Last modified: 2013-09-27 11:31:26 UTC
Links like http://www.google.com/url?sa=t&rct=j&q=public%20law%20105-298&source=web&cd=1&ved=0CB4QFjAA&url=http%3A%2F%2Fwww.redtube.com&ei=vmahTvikEoib-gadiZGuBQ&usg=AFQjCNH95AzJoEKz83KrtpLkLXENeJ3Njw&sig2=I_64kGBITluwmGNvw619Cg that should be matched by the sbl (\bredtube\.com\b is blocked at meta) are not blocked by the sbl. See http://en.wikipedia.org/w/index.php?title=Wikipedia_talk:External_links&diff=prev&oldid=456671911 and see http://meta.wikimedia.org/wiki/Talk:Spam_blacklist#Google_redirect_spam
The sbl extension searches for /https?:\/\/+[a-z0-9_\-.]*(\bexample\.com\b) That means sbl entries always start with a domain part of a url. Actually that's ok, because google-links like the above mentioned also include full urls.
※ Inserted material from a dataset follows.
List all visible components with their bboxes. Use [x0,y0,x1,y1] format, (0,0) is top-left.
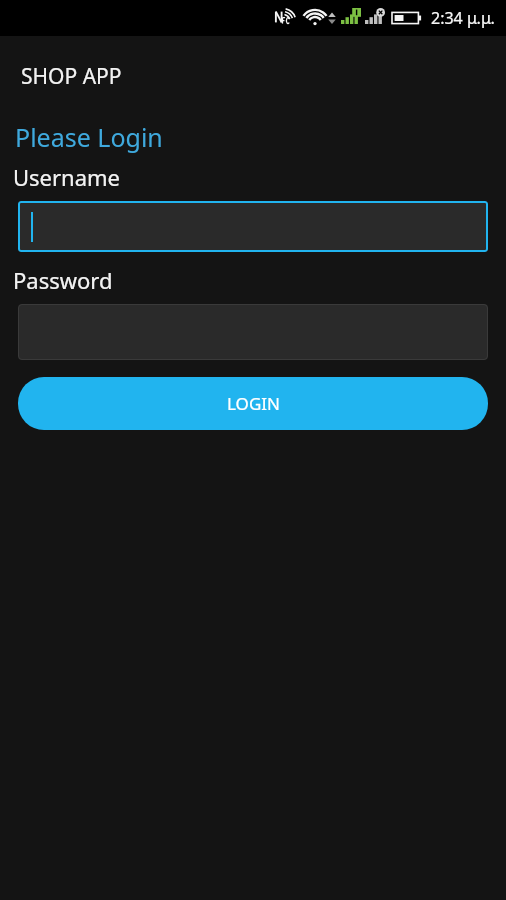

The problem is that those urls are encoded (see [[w:en:Percent-encoding]]) and the sbl extension does no decoding. So ...?url=http%3A%2F%2Fwww.example.com is not resolved as ...?url=http://www.example.com Solutions could be either 1. letting the regexp pattern start not with /https?:\/\/+[a-z0-9_\-.]*(/ but with /https?(?i::|%3a)(?i:\/|%2f){2,}[a-z0-9_\-.]*(/ or 2. decoding urls before doing the regexp matching. (The second option is better for it is more general.)
Review the patch here https://gerrit.wikimedia.org/r/57904
Review the patch here https://gerrit.wikimedia.org/r/#/c/57935/
anubhav: Mentioning the bug number in the commit message is highly welcome.